Hacer 60 goles en un año es muy difícil hoy en día, si alguien llegara a esa cifra, estaríamos hablando de un fenómeno del fútbol mundial. Los arcos han mantenido las mismas dimensiones, pero pareciera que se han achicado para los delanteros. La especie de “goleador” parece estar en extinción.
En la temporada 1924-1925, el jugador Archibald McPherson, anotó 67 tantos en un año, jugando para el equipo Bethlehem Steel de Estados Unidos, un auténtico record mundial.

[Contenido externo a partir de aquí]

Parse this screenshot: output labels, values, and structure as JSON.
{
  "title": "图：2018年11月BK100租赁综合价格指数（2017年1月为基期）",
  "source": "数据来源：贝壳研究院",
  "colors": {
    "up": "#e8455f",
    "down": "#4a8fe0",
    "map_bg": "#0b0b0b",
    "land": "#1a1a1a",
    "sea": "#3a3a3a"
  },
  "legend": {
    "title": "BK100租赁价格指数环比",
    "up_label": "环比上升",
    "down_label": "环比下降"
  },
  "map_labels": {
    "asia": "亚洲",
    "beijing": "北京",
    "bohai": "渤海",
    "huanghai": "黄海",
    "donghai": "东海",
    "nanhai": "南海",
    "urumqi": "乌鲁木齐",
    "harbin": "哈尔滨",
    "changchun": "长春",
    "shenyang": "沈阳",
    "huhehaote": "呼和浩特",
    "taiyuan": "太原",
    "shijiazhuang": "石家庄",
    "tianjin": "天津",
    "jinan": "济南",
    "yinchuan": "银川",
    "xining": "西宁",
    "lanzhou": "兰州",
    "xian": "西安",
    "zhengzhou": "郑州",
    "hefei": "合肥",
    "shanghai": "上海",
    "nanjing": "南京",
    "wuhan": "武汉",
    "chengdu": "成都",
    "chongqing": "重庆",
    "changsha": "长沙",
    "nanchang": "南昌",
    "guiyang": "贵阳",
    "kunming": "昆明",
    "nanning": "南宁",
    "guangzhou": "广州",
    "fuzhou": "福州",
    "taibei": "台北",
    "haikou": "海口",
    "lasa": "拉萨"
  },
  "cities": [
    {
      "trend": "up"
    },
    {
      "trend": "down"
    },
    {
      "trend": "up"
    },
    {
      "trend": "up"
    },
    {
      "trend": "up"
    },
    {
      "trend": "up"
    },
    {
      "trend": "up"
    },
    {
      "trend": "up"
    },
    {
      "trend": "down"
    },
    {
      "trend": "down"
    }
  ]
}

Veinte años después, en la temporada 1945-1946, el húngaro Ferenc Deak, defendiendo los colores del Szentlörinci AC, estuvo cerca de llegar a esa marca, anotó 66.
Si venimos más acá en el tiempo, se nos viene en el recuerdo, el “gringo” Héctor Horacio Scotta, que jugando para San Lorenzo en 1975, anotó 60 goles, una cifra descabellada para estos tiempos.
Preguntado Scotta, porqué en el fútbol actual habían desaparecido los goleadores de raza, el “gringo” expresó: “el fútbol de ahora es muy defensivo. Hay otra idea futbolística. Antes se jugaba con cinco delanteros, después se pasó a usar tres y ahora a veces juegan sólo con uno. Había mucho potrero. En mi pueblo creo que hasta ladrillos pateábamos. Además, ahora no se practica el remate de media distancia. No sé si tienen miedo. Yo pateaba de cualquier lado. A veces la tiraba a la tribuna y me silbaban, pero no me importaba porque me gustaba el arco. Si un domingo no hacía un gol, volvía a casa amargado”.
“O Rei” Pelé, el máximo goleador de la historia del fútbol profesional, anotó 58 tantos para el Santos en la temporada 1958, su mejor marca personal. Si nos acercamos a los tiempos modernos, la mejor cifra es la del paraguayo José Saturnino Cardozo, que vistiendo la blusa del Toluca de México, anotó 58 goles en la campaña 2002-2003.